Groningen, 30 augustus 2021
Betreft: Schriftelijke vragen ex art. 38 RvO over inclusief sporten en bewegen
Geacht college,
Het Mulier instituut stelt dat de sportdeelname van mensen met een lichamelijke beperking de laatste jaren min of meer gelijk is gebleven. De sportdeelname van mensen zonder beperking neemt wel licht toe. In 2019 sportte 53% van de totale bevolking (>12 jaar) t.o.v. 24% van mensen met een lichamelijke beperking. Het Mulier instituut geeft een aantal drempels aan. Die kunnen liggen op het persoonlijke vlak of op het vlak van omgevingsfactoren. De raad en het college hebben in het meerjarenprogramma sport (MJP Sport) aangegeven de drempels voor deze sporters zoveel mogelijk weg te willen nemen.
Ook in het Gronings Sportakkoord is inclusief sporten en bewegen een thema.
“Het moet voor iedereen in de gemeente Groningen mogelijk zijn om te kunnen sporten en bewegen en te werken aan een positief gezonde leefstijl. Ongeacht leeftijd, geslacht, inkomen, geloof of beperking, iedereen moet gebruik kunnen maken van het reeds aanwezige aanbod. Het begint bij bewegen om vervolgens te gaan sporten en te blijven sporten.”
Om dit te bevorderen is een maatschappelijke sportcoach aangesteld.
De CDA-fractie is benieuwd naar de stand van zaken en vorderingen op dit vlak en heeft daarom de volgende vragen:
1. Hoe groot is de sportdeelname van deze doelgroep in de gemeente Groningen in de afgelopen jaren? Ziet het college kans deze sportdeelname te vergroten? Zo ja, op welke manier en welke doelstelling heeft het college daarbij? Zo nee, waarom niet?
2. De provincie Groningen heeft onlangs een fonds voor hulpmiddelen ingesteld voor talentvolle sporters met een beperking. Maar ook de beginnende of recreatieve sporter heeft voor sommige sporten een hulpmiddel nodig. Worden er in de gemeente hulpmiddelen vergoed voor sporters met een beperking? Zo ja, welke en hoe is dat proces ingericht? Zo nee, waarom niet?
3. Is het college bekend met het fenomeen “Mobilitheek”, een soort bibliotheek voor sporthulpmiddelen, zoals de gemeente Den Haag deze heeft? Zou dit voor de gemeente Groningen een zinvolle toevoeging zijn?
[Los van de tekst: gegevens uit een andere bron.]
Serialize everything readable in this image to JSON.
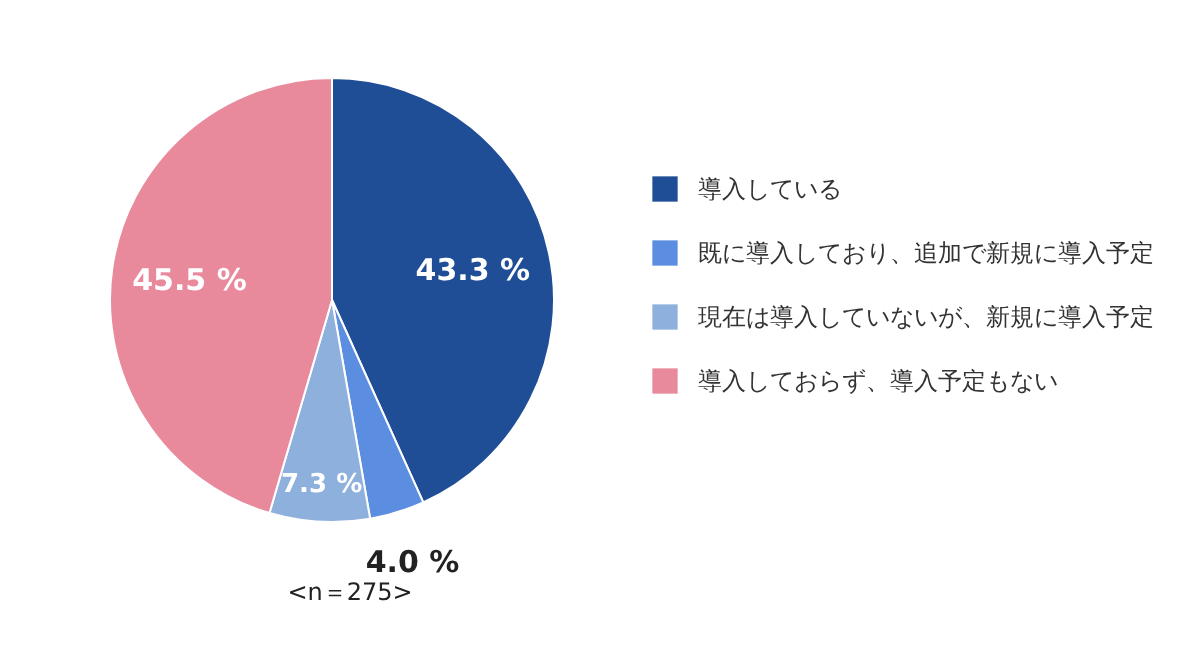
{
  "chart_data": {
    "type": "pie",
    "categories": [
      "導入している",
      "既に導入しており、追加で新規に導入予定",
      "現在は導入していないが、新規に導入予定",
      "導入しておらず、導入予定もない"
    ],
    "values": [
      43.3,
      4.0,
      7.3,
      45.5
    ],
    "colors": [
      "#1f4e96",
      "#5b8ee0",
      "#8eb0dd",
      "#e88a9c"
    ],
    "value_labels": [
      "43.3 %",
      "4.0 %",
      "7.3 %",
      "45.5 %"
    ],
    "legend": "right",
    "annotations": [
      "<n＝275>"
    ]
  }
}
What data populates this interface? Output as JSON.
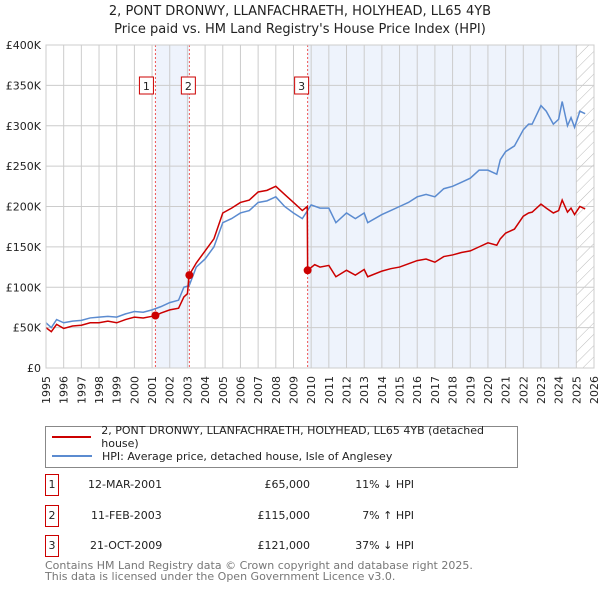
{
  "title": "2, PONT DRONWY, LLANFACHRAETH, HOLYHEAD, LL65 4YB",
  "subtitle": "Price paid vs. HM Land Registry's House Price Index (HPI)",
  "chart_data": {
    "type": "line",
    "xlim": [
      1995,
      2026
    ],
    "ylim": [
      0,
      400000
    ],
    "yticks": [
      0,
      50000,
      100000,
      150000,
      200000,
      250000,
      300000,
      350000,
      400000
    ],
    "ytick_labels": [
      "£0",
      "£50K",
      "£100K",
      "£150K",
      "£200K",
      "£250K",
      "£300K",
      "£350K",
      "£400K"
    ],
    "xticks": [
      1995,
      1996,
      1997,
      1998,
      1999,
      2000,
      2001,
      2002,
      2003,
      2004,
      2005,
      2006,
      2007,
      2008,
      2009,
      2010,
      2011,
      2012,
      2013,
      2014,
      2015,
      2016,
      2017,
      2018,
      2019,
      2020,
      2021,
      2022,
      2023,
      2024,
      2025,
      2026
    ],
    "grid": true,
    "series": [
      {
        "name": "2, PONT DRONWY, LLANFACHRAETH, HOLYHEAD, LL65 4YB (detached house)",
        "color": "#cc0000",
        "x": [
          1995,
          1995.3,
          1995.6,
          1996,
          1996.5,
          1997,
          1997.5,
          1998,
          1998.5,
          1999,
          1999.5,
          2000,
          2000.5,
          2001,
          2001.2,
          2001.5,
          2002,
          2002.5,
          2002.8,
          2003.0,
          2003.1,
          2003.5,
          2004,
          2004.5,
          2005,
          2005.5,
          2006,
          2006.5,
          2007,
          2007.5,
          2008,
          2008.5,
          2009,
          2009.5,
          2009.78,
          2009.8,
          2010.2,
          2010.5,
          2011,
          2011.4,
          2012,
          2012.5,
          2013,
          2013.2,
          2014,
          2014.5,
          2015,
          2015.5,
          2016,
          2016.5,
          2017,
          2017.5,
          2018,
          2018.5,
          2019,
          2019.5,
          2020,
          2020.5,
          2020.7,
          2021,
          2021.5,
          2022,
          2022.3,
          2022.5,
          2023,
          2023.3,
          2023.7,
          2024,
          2024.2,
          2024.5,
          2024.7,
          2024.9,
          2025.2,
          2025.5
        ],
        "y": [
          50000,
          45000,
          54000,
          49000,
          52000,
          53000,
          56000,
          56000,
          58000,
          56000,
          60000,
          63000,
          62000,
          64000,
          65000,
          68000,
          72000,
          74000,
          88000,
          92000,
          115000,
          130000,
          145000,
          160000,
          192000,
          198000,
          205000,
          208000,
          218000,
          220000,
          225000,
          215000,
          205000,
          195000,
          200000,
          121000,
          128000,
          125000,
          127000,
          113000,
          121000,
          115000,
          122000,
          113000,
          120000,
          123000,
          125000,
          129000,
          133000,
          135000,
          131000,
          138000,
          140000,
          143000,
          145000,
          150000,
          155000,
          152000,
          160000,
          167000,
          172000,
          188000,
          192000,
          193000,
          203000,
          198000,
          192000,
          195000,
          208000,
          193000,
          198000,
          190000,
          200000,
          197000
        ]
      },
      {
        "name": "HPI: Average price, detached house, Isle of Anglesey",
        "color": "#5b8bd0",
        "x": [
          1995,
          1995.3,
          1995.6,
          1996,
          1996.5,
          1997,
          1997.5,
          1998,
          1998.5,
          1999,
          1999.5,
          2000,
          2000.5,
          2001,
          2001.5,
          2002,
          2002.5,
          2002.8,
          2003.1,
          2003.5,
          2004,
          2004.5,
          2005,
          2005.5,
          2006,
          2006.5,
          2007,
          2007.5,
          2008,
          2008.5,
          2009,
          2009.5,
          2010,
          2010.5,
          2011,
          2011.4,
          2012,
          2012.5,
          2013,
          2013.2,
          2014,
          2014.5,
          2015,
          2015.5,
          2016,
          2016.5,
          2017,
          2017.5,
          2018,
          2018.5,
          2019,
          2019.5,
          2020,
          2020.5,
          2020.7,
          2021,
          2021.5,
          2022,
          2022.3,
          2022.5,
          2023,
          2023.3,
          2023.7,
          2024,
          2024.2,
          2024.5,
          2024.7,
          2024.9,
          2025.2,
          2025.5
        ],
        "y": [
          56000,
          50000,
          60000,
          56000,
          58000,
          59000,
          62000,
          63000,
          64000,
          63000,
          67000,
          70000,
          69000,
          72000,
          76000,
          81000,
          84000,
          100000,
          102000,
          125000,
          135000,
          150000,
          180000,
          185000,
          192000,
          195000,
          205000,
          207000,
          212000,
          200000,
          192000,
          185000,
          202000,
          198000,
          198000,
          180000,
          192000,
          185000,
          192000,
          180000,
          190000,
          195000,
          200000,
          205000,
          212000,
          215000,
          212000,
          222000,
          225000,
          230000,
          235000,
          245000,
          245000,
          240000,
          258000,
          268000,
          275000,
          295000,
          302000,
          302000,
          325000,
          318000,
          302000,
          308000,
          330000,
          300000,
          310000,
          298000,
          318000,
          315000
        ]
      }
    ],
    "sales": [
      {
        "label": "1",
        "x": 2001.19,
        "price": 65000,
        "date": "12-MAR-2001",
        "price_text": "£65,000",
        "hpi_text": "11% ↓ HPI"
      },
      {
        "label": "2",
        "x": 2003.11,
        "price": 115000,
        "date": "11-FEB-2003",
        "price_text": "£115,000",
        "hpi_text": "7% ↑ HPI"
      },
      {
        "label": "3",
        "x": 2009.8,
        "price": 121000,
        "date": "21-OCT-2009",
        "price_text": "£121,000",
        "hpi_text": "37% ↓ HPI"
      }
    ],
    "shaded_ranges": [
      [
        2001.19,
        2003.11
      ],
      [
        2009.8,
        2025.0
      ]
    ],
    "hatched_range": [
      2025.0,
      2026
    ]
  },
  "footer": [
    "Contains HM Land Registry data © Crown copyright and database right 2025.",
    "This data is licensed under the Open Government Licence v3.0."
  ]
}
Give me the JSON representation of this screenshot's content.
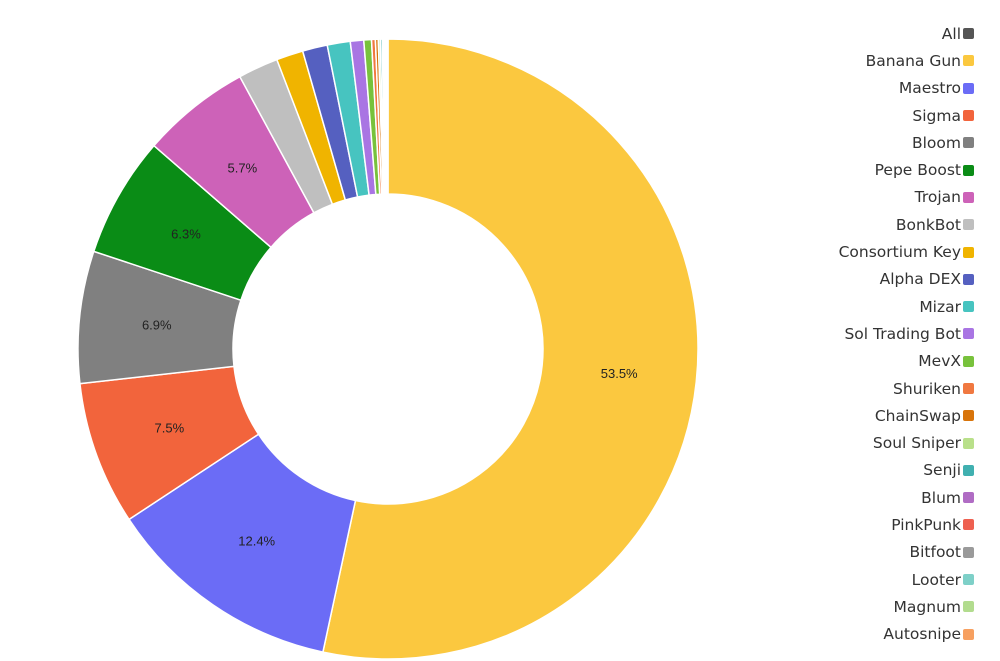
{
  "chart_data": {
    "type": "pie",
    "variant": "donut",
    "start_angle_deg": 0,
    "direction": "clockwise",
    "legend_position": "right",
    "slices": [
      {
        "name": "Banana Gun",
        "value": 53.5,
        "label": "53.5%",
        "color": "#fbc83f"
      },
      {
        "name": "Maestro",
        "value": 12.4,
        "label": "12.4%",
        "color": "#6b6cf6"
      },
      {
        "name": "Sigma",
        "value": 7.5,
        "label": "7.5%",
        "color": "#f2643c"
      },
      {
        "name": "Bloom",
        "value": 6.9,
        "label": "6.9%",
        "color": "#808080"
      },
      {
        "name": "Pepe Boost",
        "value": 6.3,
        "label": "6.3%",
        "color": "#0a8c16"
      },
      {
        "name": "Trojan",
        "value": 5.7,
        "label": "5.7%",
        "color": "#cd62b8"
      },
      {
        "name": "BonkBot",
        "value": 2.1,
        "label": "",
        "color": "#bfbfbf"
      },
      {
        "name": "Consortium Key",
        "value": 1.4,
        "label": "",
        "color": "#f0b400"
      },
      {
        "name": "Alpha DEX",
        "value": 1.3,
        "label": "",
        "color": "#5560c0"
      },
      {
        "name": "Mizar",
        "value": 1.2,
        "label": "",
        "color": "#47c4c0"
      },
      {
        "name": "Sol Trading Bot",
        "value": 0.7,
        "label": "",
        "color": "#a975e3"
      },
      {
        "name": "MevX",
        "value": 0.4,
        "label": "",
        "color": "#78c23c"
      },
      {
        "name": "Shuriken",
        "value": 0.2,
        "label": "",
        "color": "#f07840"
      },
      {
        "name": "ChainSwap",
        "value": 0.15,
        "label": "",
        "color": "#d8740a"
      },
      {
        "name": "Soul Sniper",
        "value": 0.1,
        "label": "",
        "color": "#b9e08a"
      },
      {
        "name": "Senji",
        "value": 0.1,
        "label": "",
        "color": "#40b0b0"
      },
      {
        "name": "Blum",
        "value": 0.05,
        "label": "",
        "color": "#b06cc4"
      },
      {
        "name": "PinkPunk",
        "value": 0.05,
        "label": "",
        "color": "#ee6050"
      },
      {
        "name": "Bitfoot",
        "value": 0.05,
        "label": "",
        "color": "#9a9a9a"
      },
      {
        "name": "Looter",
        "value": 0.05,
        "label": "",
        "color": "#7ed0c8"
      },
      {
        "name": "Magnum",
        "value": 0.05,
        "label": "",
        "color": "#b2dc8e"
      },
      {
        "name": "Autosnipe",
        "value": 0.05,
        "label": "",
        "color": "#f7a060"
      }
    ],
    "legend": [
      {
        "name": "All",
        "color": "#555555"
      },
      {
        "name": "Banana Gun",
        "color": "#fbc83f"
      },
      {
        "name": "Maestro",
        "color": "#6b6cf6"
      },
      {
        "name": "Sigma",
        "color": "#f2643c"
      },
      {
        "name": "Bloom",
        "color": "#808080"
      },
      {
        "name": "Pepe Boost",
        "color": "#0a8c16"
      },
      {
        "name": "Trojan",
        "color": "#cd62b8"
      },
      {
        "name": "BonkBot",
        "color": "#bfbfbf"
      },
      {
        "name": "Consortium Key",
        "color": "#f0b400"
      },
      {
        "name": "Alpha DEX",
        "color": "#5560c0"
      },
      {
        "name": "Mizar",
        "color": "#47c4c0"
      },
      {
        "name": "Sol Trading Bot",
        "color": "#a975e3"
      },
      {
        "name": "MevX",
        "color": "#78c23c"
      },
      {
        "name": "Shuriken",
        "color": "#f07840"
      },
      {
        "name": "ChainSwap",
        "color": "#d8740a"
      },
      {
        "name": "Soul Sniper",
        "color": "#b9e08a"
      },
      {
        "name": "Senji",
        "color": "#40b0b0"
      },
      {
        "name": "Blum",
        "color": "#b06cc4"
      },
      {
        "name": "PinkPunk",
        "color": "#ee6050"
      },
      {
        "name": "Bitfoot",
        "color": "#9a9a9a"
      },
      {
        "name": "Looter",
        "color": "#7ed0c8"
      },
      {
        "name": "Magnum",
        "color": "#b2dc8e"
      },
      {
        "name": "Autosnipe",
        "color": "#f7a060"
      }
    ]
  }
}
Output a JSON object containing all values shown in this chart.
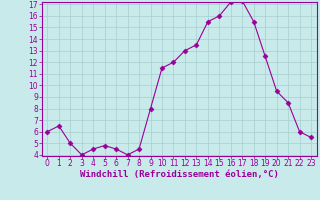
{
  "x": [
    0,
    1,
    2,
    3,
    4,
    5,
    6,
    7,
    8,
    9,
    10,
    11,
    12,
    13,
    14,
    15,
    16,
    17,
    18,
    19,
    20,
    21,
    22,
    23
  ],
  "y": [
    6,
    6.5,
    5,
    4,
    4.5,
    4.8,
    4.5,
    4,
    4.5,
    8,
    11.5,
    12,
    13,
    13.5,
    15.5,
    16,
    17.2,
    17.3,
    15.5,
    12.5,
    9.5,
    8.5,
    6,
    5.5
  ],
  "line_color": "#990099",
  "marker": "D",
  "marker_size": 2.5,
  "bg_color": "#c8eaea",
  "grid_color": "#a8cece",
  "axis_color": "#990099",
  "xlabel": "Windchill (Refroidissement éolien,°C)",
  "ylim_min": 4,
  "ylim_max": 17,
  "xlim_min": -0.5,
  "xlim_max": 23.5,
  "yticks": [
    4,
    5,
    6,
    7,
    8,
    9,
    10,
    11,
    12,
    13,
    14,
    15,
    16,
    17
  ],
  "xticks": [
    0,
    1,
    2,
    3,
    4,
    5,
    6,
    7,
    8,
    9,
    10,
    11,
    12,
    13,
    14,
    15,
    16,
    17,
    18,
    19,
    20,
    21,
    22,
    23
  ],
  "tick_label_color": "#990099",
  "tick_label_fontsize": 5.5,
  "xlabel_fontsize": 6.5
}
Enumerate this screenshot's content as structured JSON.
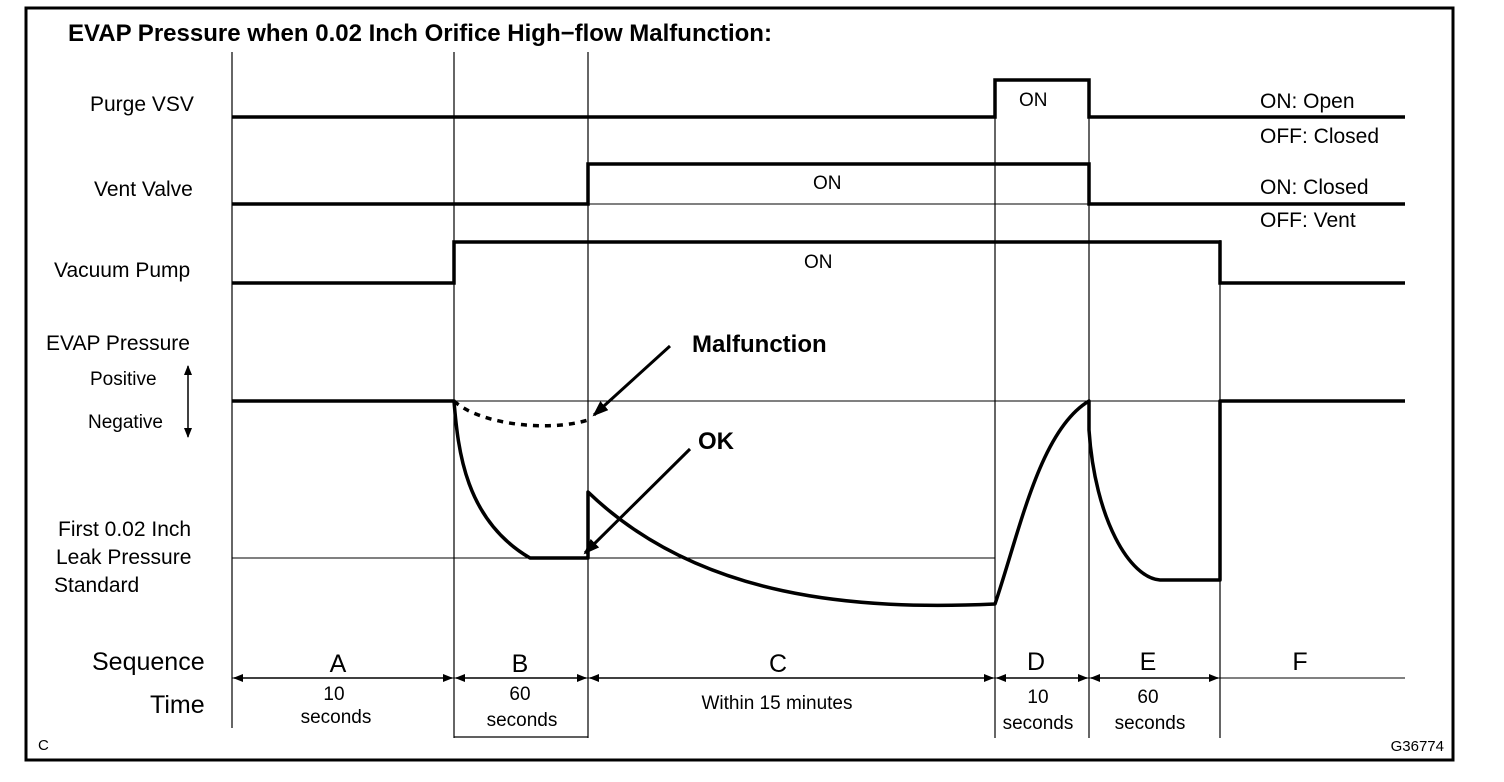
{
  "title": "EVAP Pressure when 0.02 Inch Orifice High−flow Malfunction:",
  "signals": {
    "purge_vsv": {
      "label": "Purge VSV",
      "on_label": "ON",
      "legend_on": "ON: Open",
      "legend_off": "OFF: Closed"
    },
    "vent_valve": {
      "label": "Vent Valve",
      "on_label": "ON",
      "legend_on": "ON: Closed",
      "legend_off": "OFF: Vent"
    },
    "vacuum_pump": {
      "label": "Vacuum Pump",
      "on_label": "ON"
    }
  },
  "evap_pressure": {
    "label": "EVAP Pressure",
    "positive": "Positive",
    "negative": "Negative",
    "standard_line1": "First 0.02 Inch",
    "standard_line2": "Leak Pressure",
    "standard_line3": "Standard",
    "malfunction": "Malfunction",
    "ok": "OK"
  },
  "sequence": {
    "row_label": "Sequence",
    "time_label": "Time",
    "steps": [
      {
        "id": "A",
        "time1": "10",
        "time2": "seconds"
      },
      {
        "id": "B",
        "time1": "60",
        "time2": "seconds"
      },
      {
        "id": "C",
        "time1": "Within 15 minutes",
        "time2": ""
      },
      {
        "id": "D",
        "time1": "10",
        "time2": "seconds"
      },
      {
        "id": "E",
        "time1": "60",
        "time2": "seconds"
      },
      {
        "id": "F",
        "time1": "",
        "time2": ""
      }
    ]
  },
  "corner_letter": "C",
  "figure_code": "G36774"
}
Zo nee, waarom niet?
4. Hoe kan de doelgroep aan specifieke informatie komen? Is het college van mening dat de informatie goed vindbaar is? Nu loopt dat, voor zover door ons was na te gaan, vooral via de sites unieksporten.nl en sport050.nl. Zijn er nog verbeteringen mogelijk op dit vlak? Zo ja, welke?
5. In het sportakkoord wordt gesproken over een maatschappelijke sportcoach. Hoeveel mensen zijn er door deze sportcoach begeleid richting meer bewegen/sporten? Wat zijn de knelpunten daarbij en welke oplossingsmogelijkheden zijn er?
6. In hoeverre werkt de maatschappelijke sportcoach samen met sportverenigingen of andere sportaanbieders om het aanbod en de vraag te vergroten en bij elkaar te brengen?
7. In het MJP Sport en bewegen wordt aangegeven dat aanpassingen in accommodaties om de toegankelijkheid te vergroten zoveel mogelijk zullen worden gerealiseerd. Is er een
inventarisatie van de accommodaties waar de toegankelijkheid verbeterd kan worden? Zo ja, kunt u die (globaal) delen? Zo nee, waarom niet? Hoeveel fysieke aanpassingen zijn er de afgelopen jaren in accommodaties uitgevoerd? In welke accommodaties is dat geweest?
Bestaat er een planning voor deze uit te voeren maatregelen?
8. In de openbare ruimte worden ook fitness- en beweegmogelijkheden gerealiseerd. In hoeverre wordt bij de buitensport mogelijkheden rekening gehouden met sporters met een beperking? Op welke wijze wordt dat gedaan bij de aanleg of vervanging/vernieuwing van speeltuinen/speelplekken? Is het college met het CDA van mening dat ook daarvoor geldt dat deze voor iedereen toegankelijk zouden moeten zijn?